Targeting the epidermal growth factor receptor can provide substantial clinical benefit for women with hard-to-treat triple-negative breast cancer.

A Phase-II randomized trial has shown that adding the anti-EGFR antibody Cetuximab ( Erbitux ) to Cisplatin chemotherapy doubled the response rate and time to progression when compared to Cisplatin chemotherapy given alone in a study of 173 heavily pre-treated women.

Women in the study had so-called triple negative tumors, meaning they did not express estrogen receptors, progesterone receptors or HER2. These tumors are associated with a poor prognosis, partly because they tend to grow and spread through the body very rapidly, and partly because they do not respond well to other therapies.

The study included 173 women with metastatic cancer who were randomized to receive either Cetuximab ( 400 mg/m3 initial dose and then 250 mg/m3 weekly ) plus up to six 3-weekly cycles of Cisplatin, or Cisplatin alone. Patients also had the option to switch to the combination, or Cetuximab alone if their disease progressed.

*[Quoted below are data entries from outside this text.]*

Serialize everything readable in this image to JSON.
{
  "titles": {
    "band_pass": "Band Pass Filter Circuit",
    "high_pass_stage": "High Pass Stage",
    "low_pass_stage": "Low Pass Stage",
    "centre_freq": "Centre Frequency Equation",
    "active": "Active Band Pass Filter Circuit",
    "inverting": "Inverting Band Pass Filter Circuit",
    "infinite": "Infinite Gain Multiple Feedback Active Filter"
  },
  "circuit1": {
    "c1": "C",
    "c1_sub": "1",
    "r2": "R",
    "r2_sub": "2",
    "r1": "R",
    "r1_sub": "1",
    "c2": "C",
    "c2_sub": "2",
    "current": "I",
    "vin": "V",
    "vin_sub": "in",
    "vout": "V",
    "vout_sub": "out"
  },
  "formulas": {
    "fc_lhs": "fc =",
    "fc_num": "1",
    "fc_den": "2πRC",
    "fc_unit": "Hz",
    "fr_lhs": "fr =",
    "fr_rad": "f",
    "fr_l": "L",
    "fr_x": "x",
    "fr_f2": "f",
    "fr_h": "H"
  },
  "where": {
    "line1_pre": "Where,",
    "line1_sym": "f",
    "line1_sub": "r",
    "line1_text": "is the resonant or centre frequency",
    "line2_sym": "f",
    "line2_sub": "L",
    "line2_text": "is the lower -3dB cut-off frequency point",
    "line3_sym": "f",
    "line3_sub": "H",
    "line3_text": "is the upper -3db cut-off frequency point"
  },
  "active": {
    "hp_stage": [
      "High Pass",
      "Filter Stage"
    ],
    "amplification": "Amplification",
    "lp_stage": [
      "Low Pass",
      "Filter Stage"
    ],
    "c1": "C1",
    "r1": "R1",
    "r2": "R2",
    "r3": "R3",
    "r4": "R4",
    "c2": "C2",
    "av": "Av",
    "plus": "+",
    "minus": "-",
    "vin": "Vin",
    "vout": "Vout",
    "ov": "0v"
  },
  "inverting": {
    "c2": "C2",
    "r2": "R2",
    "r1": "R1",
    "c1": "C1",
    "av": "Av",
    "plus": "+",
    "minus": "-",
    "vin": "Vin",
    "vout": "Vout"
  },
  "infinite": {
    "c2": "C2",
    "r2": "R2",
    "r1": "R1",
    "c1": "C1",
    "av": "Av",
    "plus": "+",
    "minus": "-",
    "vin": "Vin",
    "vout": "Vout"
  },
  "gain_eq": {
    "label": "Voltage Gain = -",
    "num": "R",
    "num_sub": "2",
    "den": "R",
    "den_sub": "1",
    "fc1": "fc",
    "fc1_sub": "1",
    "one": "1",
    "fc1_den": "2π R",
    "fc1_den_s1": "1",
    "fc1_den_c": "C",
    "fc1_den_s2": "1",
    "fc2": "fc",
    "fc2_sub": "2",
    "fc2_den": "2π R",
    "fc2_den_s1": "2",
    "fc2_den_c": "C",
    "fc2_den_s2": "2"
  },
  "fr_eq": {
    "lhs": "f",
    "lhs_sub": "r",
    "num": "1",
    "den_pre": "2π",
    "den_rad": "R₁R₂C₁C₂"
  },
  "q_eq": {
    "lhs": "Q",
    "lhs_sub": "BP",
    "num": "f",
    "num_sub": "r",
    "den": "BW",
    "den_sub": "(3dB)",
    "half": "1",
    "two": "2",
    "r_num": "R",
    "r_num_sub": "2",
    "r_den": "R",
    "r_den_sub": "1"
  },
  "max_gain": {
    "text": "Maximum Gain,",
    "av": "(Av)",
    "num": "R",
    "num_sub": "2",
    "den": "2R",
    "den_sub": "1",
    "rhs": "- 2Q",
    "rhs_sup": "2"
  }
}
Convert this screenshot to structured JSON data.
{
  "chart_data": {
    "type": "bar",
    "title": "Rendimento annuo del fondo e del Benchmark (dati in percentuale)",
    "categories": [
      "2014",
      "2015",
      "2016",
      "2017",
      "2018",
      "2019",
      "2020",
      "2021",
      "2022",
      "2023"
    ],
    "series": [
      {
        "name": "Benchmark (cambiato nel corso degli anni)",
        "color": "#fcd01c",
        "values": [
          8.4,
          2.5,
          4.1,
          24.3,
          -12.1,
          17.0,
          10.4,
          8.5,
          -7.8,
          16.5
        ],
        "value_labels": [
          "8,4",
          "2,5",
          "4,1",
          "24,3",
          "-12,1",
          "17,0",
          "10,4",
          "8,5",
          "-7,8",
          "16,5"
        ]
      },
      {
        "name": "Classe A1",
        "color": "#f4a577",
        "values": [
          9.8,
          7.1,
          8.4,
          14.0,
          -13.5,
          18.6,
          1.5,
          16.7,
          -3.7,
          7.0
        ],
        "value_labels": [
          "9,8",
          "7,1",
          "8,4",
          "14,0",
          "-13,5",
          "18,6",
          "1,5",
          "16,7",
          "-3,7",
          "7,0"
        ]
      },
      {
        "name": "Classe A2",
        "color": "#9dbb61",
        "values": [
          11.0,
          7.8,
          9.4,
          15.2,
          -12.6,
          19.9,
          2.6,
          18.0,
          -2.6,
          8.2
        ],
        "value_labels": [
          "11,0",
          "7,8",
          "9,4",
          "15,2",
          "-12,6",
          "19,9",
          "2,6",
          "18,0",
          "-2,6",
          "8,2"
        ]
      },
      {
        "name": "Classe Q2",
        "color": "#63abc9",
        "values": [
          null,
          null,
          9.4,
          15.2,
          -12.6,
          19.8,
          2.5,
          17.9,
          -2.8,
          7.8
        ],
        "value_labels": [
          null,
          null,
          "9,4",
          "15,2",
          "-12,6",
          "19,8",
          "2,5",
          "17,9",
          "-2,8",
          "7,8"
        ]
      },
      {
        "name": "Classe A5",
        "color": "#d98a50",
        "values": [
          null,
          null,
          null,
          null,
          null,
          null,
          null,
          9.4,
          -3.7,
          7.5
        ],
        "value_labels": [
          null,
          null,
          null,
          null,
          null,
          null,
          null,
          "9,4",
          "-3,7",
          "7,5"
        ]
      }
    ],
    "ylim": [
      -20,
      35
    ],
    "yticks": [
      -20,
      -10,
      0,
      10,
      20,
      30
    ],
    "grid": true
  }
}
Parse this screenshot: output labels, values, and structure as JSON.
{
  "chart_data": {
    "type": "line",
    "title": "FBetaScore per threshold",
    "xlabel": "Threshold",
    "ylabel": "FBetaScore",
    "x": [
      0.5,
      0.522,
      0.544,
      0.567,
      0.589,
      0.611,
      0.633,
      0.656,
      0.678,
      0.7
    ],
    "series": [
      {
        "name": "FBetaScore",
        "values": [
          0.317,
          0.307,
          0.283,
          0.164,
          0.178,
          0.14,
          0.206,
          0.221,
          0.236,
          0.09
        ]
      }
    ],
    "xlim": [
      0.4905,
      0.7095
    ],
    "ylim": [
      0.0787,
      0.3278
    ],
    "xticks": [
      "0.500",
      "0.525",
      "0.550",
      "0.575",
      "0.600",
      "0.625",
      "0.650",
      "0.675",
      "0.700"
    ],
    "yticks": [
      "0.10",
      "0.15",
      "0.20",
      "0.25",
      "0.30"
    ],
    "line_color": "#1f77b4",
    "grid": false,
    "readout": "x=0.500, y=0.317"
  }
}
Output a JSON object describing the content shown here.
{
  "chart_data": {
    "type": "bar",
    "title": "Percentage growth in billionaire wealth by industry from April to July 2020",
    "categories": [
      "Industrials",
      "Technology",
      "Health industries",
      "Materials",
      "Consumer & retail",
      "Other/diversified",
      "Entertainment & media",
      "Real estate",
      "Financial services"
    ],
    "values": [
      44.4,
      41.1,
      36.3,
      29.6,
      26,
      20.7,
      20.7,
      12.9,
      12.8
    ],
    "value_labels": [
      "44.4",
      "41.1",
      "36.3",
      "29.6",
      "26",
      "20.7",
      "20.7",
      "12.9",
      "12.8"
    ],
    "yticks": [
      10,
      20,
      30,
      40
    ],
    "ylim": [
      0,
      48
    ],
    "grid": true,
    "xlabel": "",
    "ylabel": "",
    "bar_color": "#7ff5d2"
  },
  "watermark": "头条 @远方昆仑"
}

The best overall response rate, of 20%, was seen with the Cetuximab / Cisplatin combination. This was twice as high as the overall response rate with Cisplatin alone ( 10.3% ). Adding Cetuximab to Cisplatin also more than doubled the median length of progression-free survival, from 1.5 to 3.7 months.

The findings suggest that EGFR could play a role in the progression of triple-negative breast cancer.